Naipospos a également affirmé que, dans presque toutes les affaires de blasphème, la police fondait ses accusations sur des fatwas émises par des organisations islamiques telles que le Conseil des oulémas indonésiens (MUI), alors que ces avis religieux ne sont pas censés constituer une base juridique officielle pour l’action de l’État.

Entre 2007 et 2022, le Setara Institute a constaté que les dispositions relatives au blasphème étaient « souvent utilisées pour criminaliser arbitrairement certaines personnes » et qu’elles pouvaient, dans certains cas, s’apparenter à une forme de « procès populaire ».

Une affaire qui attire l’attention internationale

L’affaire Dedi Saputra a également attiré l’attention de plusieurs organisations internationales de défense de la liberté religieuse.

La Commission des États-Unis sur la liberté religieuse internationale (USCIRF) le répertorie parmi les personnes emprisonnées pour des activités liées à la religion. Elle indique qu’il a été arrêté en février par la police d’Aceh en raison de contenus publiés sur les réseaux sociaux et considérés comme blasphématoires.

Voice of the Martyrs ainsi que d’autres organisations ont également rapporté son arrestation, faisant part de leurs inquiétudes concernant l’utilisation des lois sur le blasphème contre les minorités religieuses et les personnes converties à une autre religion.

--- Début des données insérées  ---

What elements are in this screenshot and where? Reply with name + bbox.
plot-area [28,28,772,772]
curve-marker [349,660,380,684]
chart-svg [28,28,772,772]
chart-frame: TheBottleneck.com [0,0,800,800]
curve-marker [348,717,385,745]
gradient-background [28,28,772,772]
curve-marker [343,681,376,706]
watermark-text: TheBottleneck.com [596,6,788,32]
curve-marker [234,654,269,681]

Le statut particulier d’Aceh

Aceh, située à l’extrémité nord de l’île de Sumatra, à proximité de Singapour et de la Malaisie, est la seule province d’Indonésie bénéficiant d’un statut d’autonomie spéciale lui permettant d’appliquer officiellement la charia.

Cependant, même en dehors d’Aceh, plusieurs provinces et régences indonésiennes ont adopté des réglementations locales comportant des éléments inspirés de la charia.

Selon l’Institut indonésien des sciences (LIPI), aujourd’hui intégré à l’Agence nationale de la recherche et de l’innovation (BRIN), 24 provinces, soit 72,72 % des régions d’Indonésie, avaient adopté des réglementations locales inspirées de la charia entre 1999 et 2009.

Michael Buehler, chercheur à l’Université de Londres, indique dans son ouvrage Politics of Shari’a Law que 443 réglementations locales fondées sur la charia ont été adoptées en Indonésie entre 1999 et 2014.

Selon lui, le nombre de ces réglementations augmente souvent après les élections législatives et les élections des dirigeants régionaux, certains responsables locaux cherchant à attirer les électeurs et à améliorer leurs chances électorales.

Des interrogations sur la liberté religieuse

La condamnation du pasteur Dedi Saputra met en lumière les tensions persistantes entre l’engagement de l’Indonésie en faveur du pluralisme religieux et l’existence de lois relatives au blasphème que leurs détracteurs jugent vagues, discriminatoires et susceptibles de faire l’objet d’abus.

Alors que le pays continue de faire face aux défis liés à l’intolérance religieuse, cette affaire pourrait alimenter davantage le débat sur l’avenir de la législation concernant le blasphème et sur la protection des minorités religieuses dans le pays qui compte la plus importante population musulmane au monde.